Rewriting Medieval Japanese Women Patronage and Literary Production in Thirteenth-century Japan
Christina Laffin - Associate Professor and Canada Research Chair in Premodern Japanese Literature and Culture, The University of British Columbia
Framed as a book talk and an introduction to new research on medieval women, this lecture will consider what we know about Japanese noblewomen of the thirteenth and fourteenth centuries, as well as further avenues for research. Rewriting Medieval Japanese Women: Politics, Personality, and Literary Production in the Life of Nun Abutsu (Hawai‘i, 2013) argues that Kamakura-period (1185-1336) court women continued to produce memoirs, tales, poetry, poetic commentary, courtly advice, and epistolary literature and shows how these activities were impacted by shifts in the literary and sociohistorical landscape.

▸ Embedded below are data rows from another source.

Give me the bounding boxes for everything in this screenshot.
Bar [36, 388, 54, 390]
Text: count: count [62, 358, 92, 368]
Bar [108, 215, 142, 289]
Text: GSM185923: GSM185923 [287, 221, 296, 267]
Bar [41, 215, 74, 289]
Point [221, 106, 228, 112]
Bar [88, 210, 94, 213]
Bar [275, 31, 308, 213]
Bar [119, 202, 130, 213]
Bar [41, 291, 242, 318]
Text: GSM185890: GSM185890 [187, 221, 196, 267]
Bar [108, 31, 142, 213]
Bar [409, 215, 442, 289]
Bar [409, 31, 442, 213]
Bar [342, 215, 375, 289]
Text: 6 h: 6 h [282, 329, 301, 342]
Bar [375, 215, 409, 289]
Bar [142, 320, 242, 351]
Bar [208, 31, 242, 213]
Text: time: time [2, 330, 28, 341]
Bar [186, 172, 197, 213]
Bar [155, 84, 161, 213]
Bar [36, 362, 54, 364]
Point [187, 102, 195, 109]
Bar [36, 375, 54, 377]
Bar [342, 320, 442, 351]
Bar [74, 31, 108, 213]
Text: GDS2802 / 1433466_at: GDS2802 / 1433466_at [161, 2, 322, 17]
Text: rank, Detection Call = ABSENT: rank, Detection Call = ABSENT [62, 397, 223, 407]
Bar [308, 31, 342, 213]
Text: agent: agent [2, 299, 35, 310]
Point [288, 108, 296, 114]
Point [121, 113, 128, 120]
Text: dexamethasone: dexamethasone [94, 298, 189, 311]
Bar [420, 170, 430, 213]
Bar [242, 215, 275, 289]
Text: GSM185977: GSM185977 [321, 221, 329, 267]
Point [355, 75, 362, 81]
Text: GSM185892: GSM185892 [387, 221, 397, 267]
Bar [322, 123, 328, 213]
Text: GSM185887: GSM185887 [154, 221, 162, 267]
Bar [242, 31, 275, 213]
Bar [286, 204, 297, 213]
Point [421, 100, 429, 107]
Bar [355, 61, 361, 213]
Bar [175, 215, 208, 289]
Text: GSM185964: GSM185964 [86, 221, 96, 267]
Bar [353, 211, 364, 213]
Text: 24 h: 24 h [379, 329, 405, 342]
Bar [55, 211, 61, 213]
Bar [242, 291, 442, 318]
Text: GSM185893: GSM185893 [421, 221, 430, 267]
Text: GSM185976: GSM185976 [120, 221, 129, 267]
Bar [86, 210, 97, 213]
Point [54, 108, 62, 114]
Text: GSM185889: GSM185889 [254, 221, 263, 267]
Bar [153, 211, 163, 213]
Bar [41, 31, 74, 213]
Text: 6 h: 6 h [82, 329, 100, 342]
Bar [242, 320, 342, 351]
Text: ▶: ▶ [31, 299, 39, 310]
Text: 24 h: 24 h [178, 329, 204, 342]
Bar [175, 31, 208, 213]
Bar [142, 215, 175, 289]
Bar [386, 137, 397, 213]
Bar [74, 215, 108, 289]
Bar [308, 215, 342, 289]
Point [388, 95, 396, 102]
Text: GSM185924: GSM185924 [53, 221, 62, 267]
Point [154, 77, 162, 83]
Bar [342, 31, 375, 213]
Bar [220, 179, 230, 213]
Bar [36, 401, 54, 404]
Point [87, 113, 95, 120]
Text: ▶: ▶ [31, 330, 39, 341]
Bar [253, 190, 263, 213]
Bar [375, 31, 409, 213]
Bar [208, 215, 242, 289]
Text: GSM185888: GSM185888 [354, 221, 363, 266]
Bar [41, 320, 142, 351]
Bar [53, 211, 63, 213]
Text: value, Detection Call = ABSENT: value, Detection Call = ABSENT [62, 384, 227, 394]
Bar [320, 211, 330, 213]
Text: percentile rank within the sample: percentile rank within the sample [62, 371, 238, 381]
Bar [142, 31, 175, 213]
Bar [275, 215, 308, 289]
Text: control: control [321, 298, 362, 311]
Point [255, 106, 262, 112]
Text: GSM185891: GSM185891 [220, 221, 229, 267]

This lecture will demonstrate what can be gleaned from the life and literary works of one woman, Nun Abutsu (1225-1283) while expanding these findings and their implications for literary study and women’s history. What can we learn about the status of women, institutional history, and literary patronage based on the extant writings of medieval women? How were women involved in artistic, literary, and religious patronage? Laffin will suggest ways in which our approaches to the study of medieval Japanese literature and women’s writings must be adapted to better encompass the range of works and lives represented.